Maden Mühendisi Atilla Aslan Kozlu'da meydana gelen ve 8 madencinin şehit olduğu kazayla ilgili yaptığı açıklamada, 'Yaşanan ölümler, tıpkı bundan öncekilerde de olduğu gibi, iş kazası değil iş cinayetidir' dedi.
Aslan'ın açıklaması şöyle:

"AKP, şirketler üzerindeki denetimi özelleştirerek, taşeron çalışmayı yaygınlaştırarak daha fazla sömürünün yolunu açarken, ölümlerin kapısını da aralamaktadır." 
Zonguldak Kozlu`da Türkiye Taşkömürü Kurumu`na ait madende meydana gelen kazada  şu ana kadar 8 işçi kardeşimiz hayatını kaybetti. Hayatını kaybeden işçi kardeşlerimizin ailelerine baş sağlığı dilerim.

Yaşanan ölümler, tıpkı bundan öncekilerde de olduğu gibi, iş kazası değil iş cinayetidir.

Kozlu'da görüldüğü üzere taşeron işçiler hiçbir denetimin olmadığı güvencesiz koşullarda çalışmaya zorlanmaktadır. AKP, şirketler üzerindeki denetimi özelleştirerek, taşeron çalışmayı yaygınlaştırarak daha fazla sömürünün yolunu açarken, ölümlerin kapısını da aralamaktadır.

Hiçbir denetime tabi olmayan, uzun çalışma saatlerinde çalışmak zorunda kalan, sendikalaşmanın önü fiilen ve hukuki pek çok biçimde kesilen, güvencesizliğin ve taşeronluğun yaygınlaştırılması sonucunda ülkemiz bir işçi mezarlığına dönüştürülmektedir.

AKP, yaşanan işçi cinayetlerini 'kader-kaza' olarak göstermeye çalışmaktadır. 2002'den bu yana yaşanan 'iş kazası' sayısı 706 bin 608'dir. Bu 'kazalarda' 10 bin 297 işçi hayatını kaybetmiş, 16 bin işçi iş göremez raporu almıştır. 2012 yılında bu rakam 878'dir.

İşte AKP'nin ve bakanlarının kaza deyip geçiştirmeye çalıştığı, kahrolasıca kader budur!

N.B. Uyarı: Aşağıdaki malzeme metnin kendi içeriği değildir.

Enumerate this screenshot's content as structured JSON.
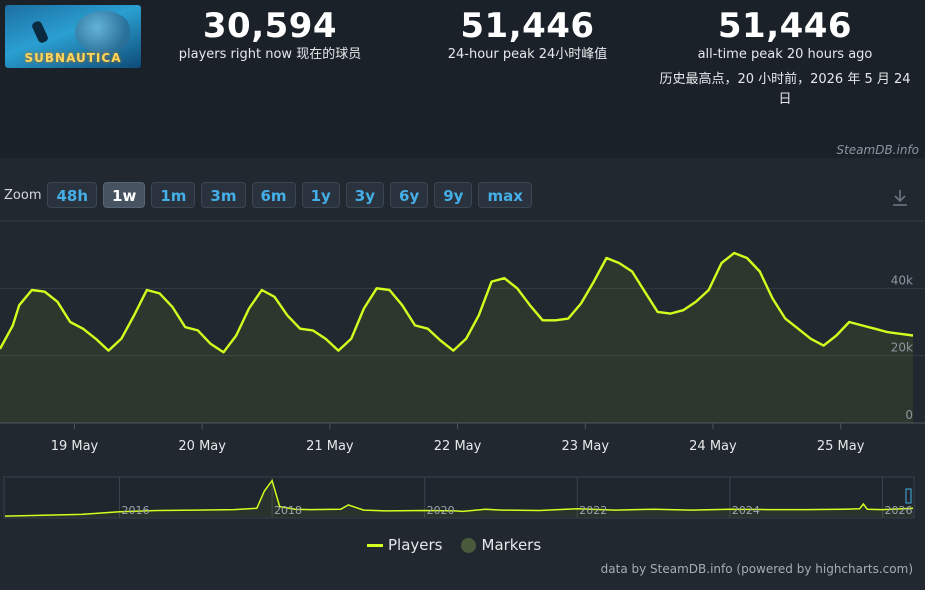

İşçi ölümlere son vermek için, derhal sözleşmeli, taşeron çalışma koşullarının uygulanmasından vaz geçilmelidir. İş güvenliği ile birlikte güvenceli çalışma ve işçilerin güvencesi sendikalaşmanın önündeki her tür baskı ve engel ortadan kaldırılmalıdır. Çalışma saatleri haftalık 35 saat belirlenmelidir.

Sermayenin daha çok karı için işçilerin emeğine ve hayatına el koyan bu taşeron düzenine karşı işçilerin, emekçilerin insanca koşullarda çalışabileceği, insanca yaşama hakkına sahip olduğu emeğin hakim olduğu bir Türkiye'yi kurmaktan başka bir yolumuz yoktur.